3.) F. Murray Abraham's Dar Adal. On several levels, he supplied the best stuff from Sunday. From that expletive-laced "I Own You" declaration to Quinn, or that moment when he takes Lockhart — played so well this season by Tracy Letts — into his confidence, while the dim-bulbed Lockhart thinks he's taking Adal into his.  Dar Adal's one of the show's most intriguing characters — a survivor with a killer instinct who parses his advantage in every word and gesture. That scene when Lockhart is barricaded in the conference room and the gray consiglieres wander away to have a bourbon and share memories. Wonderful!

Of course, that scene also revealed a long-standing "Homeland" weakness. A failure to attend to the smallest details that in their own way can become the biggest details: What? Lockhart had no cellphone? Is he the only guy on Capitol Hill without one of those?

4.) Shaun Toub's Majid Javadi: Another highly successful invention. This year we know, intimately, the Bad Guy. But we also know he is the bookend to Saul — a pair of aging fought-out heavyweights who took radically different turns at the beginning of their careers, except that we also know they were intimately LINKED at the beginning of those careers.

So in one important sense, they share a gene. Javadi is evil; Saul is good. That would seem to be the only compass we have to go by, but Sunday scrambled that ever so slightly. Especially that scene where Saul tells him — in effect — we are the same.

He doesn't mean it — only a gambit to con him — but he does mean it. That's why the con worked. He understands Javadi as no one else does. It's called "self-awareness."
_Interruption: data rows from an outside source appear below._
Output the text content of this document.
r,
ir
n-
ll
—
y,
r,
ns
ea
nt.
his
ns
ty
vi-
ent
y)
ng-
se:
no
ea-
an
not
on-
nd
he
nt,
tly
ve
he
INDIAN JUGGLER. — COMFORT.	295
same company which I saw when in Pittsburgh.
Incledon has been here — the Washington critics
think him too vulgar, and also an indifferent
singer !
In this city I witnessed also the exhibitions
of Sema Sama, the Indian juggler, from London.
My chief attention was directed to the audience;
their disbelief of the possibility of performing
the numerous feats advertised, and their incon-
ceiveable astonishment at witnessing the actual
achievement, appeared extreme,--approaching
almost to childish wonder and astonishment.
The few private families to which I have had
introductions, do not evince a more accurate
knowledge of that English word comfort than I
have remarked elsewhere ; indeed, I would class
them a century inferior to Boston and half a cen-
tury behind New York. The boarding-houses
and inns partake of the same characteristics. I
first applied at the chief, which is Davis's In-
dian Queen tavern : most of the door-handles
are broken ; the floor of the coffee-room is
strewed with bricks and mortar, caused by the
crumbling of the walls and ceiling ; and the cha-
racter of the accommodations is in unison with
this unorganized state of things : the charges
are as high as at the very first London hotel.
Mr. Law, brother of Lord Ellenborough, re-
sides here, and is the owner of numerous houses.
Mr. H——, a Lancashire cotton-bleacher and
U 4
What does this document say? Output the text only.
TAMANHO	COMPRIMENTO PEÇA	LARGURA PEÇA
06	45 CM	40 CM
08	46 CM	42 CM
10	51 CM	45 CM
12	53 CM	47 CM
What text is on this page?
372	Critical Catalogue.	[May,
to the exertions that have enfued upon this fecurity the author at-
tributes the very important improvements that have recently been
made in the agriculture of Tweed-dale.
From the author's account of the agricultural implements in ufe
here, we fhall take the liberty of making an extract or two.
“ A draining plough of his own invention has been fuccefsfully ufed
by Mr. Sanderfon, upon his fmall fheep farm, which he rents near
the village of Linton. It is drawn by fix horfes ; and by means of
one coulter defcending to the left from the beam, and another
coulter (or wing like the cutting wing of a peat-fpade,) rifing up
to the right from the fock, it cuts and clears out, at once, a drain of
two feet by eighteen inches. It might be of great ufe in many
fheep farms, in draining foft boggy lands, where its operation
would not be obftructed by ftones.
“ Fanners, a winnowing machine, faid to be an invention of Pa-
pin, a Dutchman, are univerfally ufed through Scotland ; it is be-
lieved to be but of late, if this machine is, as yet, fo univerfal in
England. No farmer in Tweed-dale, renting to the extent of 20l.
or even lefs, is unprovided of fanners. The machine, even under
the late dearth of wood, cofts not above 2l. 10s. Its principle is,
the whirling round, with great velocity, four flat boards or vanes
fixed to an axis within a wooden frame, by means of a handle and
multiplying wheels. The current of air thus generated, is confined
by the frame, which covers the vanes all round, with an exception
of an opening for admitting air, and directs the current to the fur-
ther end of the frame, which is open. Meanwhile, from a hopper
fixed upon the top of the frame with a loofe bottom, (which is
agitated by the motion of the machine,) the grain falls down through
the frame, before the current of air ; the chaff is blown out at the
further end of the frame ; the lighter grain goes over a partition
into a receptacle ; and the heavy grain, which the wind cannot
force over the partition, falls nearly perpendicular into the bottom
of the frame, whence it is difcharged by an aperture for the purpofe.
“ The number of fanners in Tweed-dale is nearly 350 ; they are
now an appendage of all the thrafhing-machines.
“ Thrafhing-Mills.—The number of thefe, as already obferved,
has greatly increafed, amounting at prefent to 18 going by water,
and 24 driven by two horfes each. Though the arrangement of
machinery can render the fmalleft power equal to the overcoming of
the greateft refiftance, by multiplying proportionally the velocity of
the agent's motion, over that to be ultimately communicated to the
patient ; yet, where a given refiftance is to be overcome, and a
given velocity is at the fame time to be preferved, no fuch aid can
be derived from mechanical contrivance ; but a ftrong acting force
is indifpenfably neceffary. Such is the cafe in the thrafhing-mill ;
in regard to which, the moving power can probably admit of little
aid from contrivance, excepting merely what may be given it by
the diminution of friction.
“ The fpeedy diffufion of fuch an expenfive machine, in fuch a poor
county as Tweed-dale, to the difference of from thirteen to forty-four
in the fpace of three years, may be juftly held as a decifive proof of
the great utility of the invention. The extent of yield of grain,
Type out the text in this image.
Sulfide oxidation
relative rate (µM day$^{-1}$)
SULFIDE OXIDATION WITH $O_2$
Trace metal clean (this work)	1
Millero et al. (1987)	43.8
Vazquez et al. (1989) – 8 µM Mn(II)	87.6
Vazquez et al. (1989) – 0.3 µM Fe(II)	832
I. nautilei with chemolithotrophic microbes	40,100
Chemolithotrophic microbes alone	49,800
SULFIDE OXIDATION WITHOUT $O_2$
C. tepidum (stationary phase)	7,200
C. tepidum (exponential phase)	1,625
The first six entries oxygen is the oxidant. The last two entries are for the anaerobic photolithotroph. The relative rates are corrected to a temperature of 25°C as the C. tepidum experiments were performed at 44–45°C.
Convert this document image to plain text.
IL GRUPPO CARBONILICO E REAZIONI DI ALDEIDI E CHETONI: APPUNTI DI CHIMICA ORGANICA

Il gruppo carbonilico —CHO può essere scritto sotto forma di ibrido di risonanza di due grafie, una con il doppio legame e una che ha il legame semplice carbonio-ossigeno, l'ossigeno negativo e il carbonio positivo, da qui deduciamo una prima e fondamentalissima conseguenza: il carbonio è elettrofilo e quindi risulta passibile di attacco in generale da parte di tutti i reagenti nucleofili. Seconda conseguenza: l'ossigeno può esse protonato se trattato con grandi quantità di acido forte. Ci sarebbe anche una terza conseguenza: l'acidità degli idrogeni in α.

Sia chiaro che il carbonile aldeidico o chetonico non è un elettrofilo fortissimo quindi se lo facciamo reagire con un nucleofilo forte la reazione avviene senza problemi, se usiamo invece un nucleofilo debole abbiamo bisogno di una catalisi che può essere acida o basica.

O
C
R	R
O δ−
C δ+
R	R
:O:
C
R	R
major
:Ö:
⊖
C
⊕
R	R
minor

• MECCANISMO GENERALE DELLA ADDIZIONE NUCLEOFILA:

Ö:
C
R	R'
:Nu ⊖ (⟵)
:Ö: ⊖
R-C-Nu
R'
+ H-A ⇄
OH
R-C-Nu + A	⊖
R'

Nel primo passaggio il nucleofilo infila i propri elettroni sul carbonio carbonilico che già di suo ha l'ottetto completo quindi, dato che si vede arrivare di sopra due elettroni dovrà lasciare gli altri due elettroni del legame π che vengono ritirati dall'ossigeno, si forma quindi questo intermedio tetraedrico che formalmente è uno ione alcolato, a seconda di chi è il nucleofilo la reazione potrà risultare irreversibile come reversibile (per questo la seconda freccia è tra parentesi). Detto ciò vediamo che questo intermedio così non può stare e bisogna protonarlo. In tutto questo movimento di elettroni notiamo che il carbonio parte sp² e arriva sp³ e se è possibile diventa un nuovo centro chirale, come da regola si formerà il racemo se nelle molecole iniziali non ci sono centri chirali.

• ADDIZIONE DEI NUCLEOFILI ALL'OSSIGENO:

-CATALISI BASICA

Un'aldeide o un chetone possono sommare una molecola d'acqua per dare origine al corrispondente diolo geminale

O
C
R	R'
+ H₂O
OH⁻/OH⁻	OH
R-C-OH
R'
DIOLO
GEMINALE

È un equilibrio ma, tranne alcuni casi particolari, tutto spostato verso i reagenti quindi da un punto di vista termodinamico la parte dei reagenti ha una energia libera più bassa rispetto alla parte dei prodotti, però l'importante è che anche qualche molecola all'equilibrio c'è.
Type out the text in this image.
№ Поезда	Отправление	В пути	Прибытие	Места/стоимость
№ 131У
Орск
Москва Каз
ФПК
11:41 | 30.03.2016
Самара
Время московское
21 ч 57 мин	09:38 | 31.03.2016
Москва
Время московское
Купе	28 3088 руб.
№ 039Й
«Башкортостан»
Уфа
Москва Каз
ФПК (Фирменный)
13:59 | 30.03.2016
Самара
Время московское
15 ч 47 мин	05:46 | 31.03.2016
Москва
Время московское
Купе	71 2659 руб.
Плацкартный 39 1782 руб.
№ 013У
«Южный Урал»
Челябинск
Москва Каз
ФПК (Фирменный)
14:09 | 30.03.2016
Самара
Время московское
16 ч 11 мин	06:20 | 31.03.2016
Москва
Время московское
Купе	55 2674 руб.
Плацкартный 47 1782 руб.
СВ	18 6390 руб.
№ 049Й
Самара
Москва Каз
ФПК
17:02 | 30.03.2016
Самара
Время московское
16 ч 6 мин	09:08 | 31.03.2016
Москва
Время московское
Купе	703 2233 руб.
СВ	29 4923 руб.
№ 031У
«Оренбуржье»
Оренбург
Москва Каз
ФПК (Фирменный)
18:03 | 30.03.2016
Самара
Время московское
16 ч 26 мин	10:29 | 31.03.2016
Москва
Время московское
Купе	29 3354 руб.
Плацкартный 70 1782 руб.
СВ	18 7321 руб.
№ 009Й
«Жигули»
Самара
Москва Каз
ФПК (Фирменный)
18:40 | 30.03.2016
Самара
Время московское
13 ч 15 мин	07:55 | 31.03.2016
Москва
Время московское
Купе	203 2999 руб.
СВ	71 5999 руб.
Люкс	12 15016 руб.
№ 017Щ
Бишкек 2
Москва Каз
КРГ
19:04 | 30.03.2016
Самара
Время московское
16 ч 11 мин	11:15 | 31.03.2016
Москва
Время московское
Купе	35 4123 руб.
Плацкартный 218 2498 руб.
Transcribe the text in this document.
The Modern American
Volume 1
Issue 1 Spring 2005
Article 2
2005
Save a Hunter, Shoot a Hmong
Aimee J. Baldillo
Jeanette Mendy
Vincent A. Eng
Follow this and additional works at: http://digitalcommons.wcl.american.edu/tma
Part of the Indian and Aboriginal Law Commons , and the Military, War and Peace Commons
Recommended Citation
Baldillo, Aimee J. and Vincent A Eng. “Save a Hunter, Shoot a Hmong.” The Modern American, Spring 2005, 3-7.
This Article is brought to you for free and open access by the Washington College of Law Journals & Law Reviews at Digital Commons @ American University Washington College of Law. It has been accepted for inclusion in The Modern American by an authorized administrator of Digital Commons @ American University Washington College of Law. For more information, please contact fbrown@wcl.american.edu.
5.) Literary pretensions. I love literary pretensions in TV dramas. They force us to do several things — foremost go to Wikipedia to revive our long dormant interest in some obscure T.S. Eliot poem, then force us to read said poem, make us think why this poem was used and make us wonder how it fits into the overall theme of the episode and perhaps season.

"Breaking Bad" deployed Yeats! Fine! "Homeland" will one-up-ya with Eliot!

.?.?. I an old man, A dull head among windy spaces. Signs are taken for wonders. “We would see a sign”: The word within a word, unable to speak a word, Swaddled with darkness. In the juvenescence of the year Came Christ the tiger .?.?.

Whatever! Christian imagery in "Homeland?" Maybe not — but the idea of old men looking back, past the wreckage of their lives, to find meaning and understanding. Does Saul discover a sort of wisdom in his advanced years — or is he only playing with the same set of cards he's always played with? Namely: Planting agents, pitting one colleague against the other, indulging in subterfuge that could have unintended consequences and often does?

What is the answer? I don't know and maybe "Homeland" doesn't yet know. That's what is making this season so much better, and after Sunday, I find that for the first time, I actually think I want to know.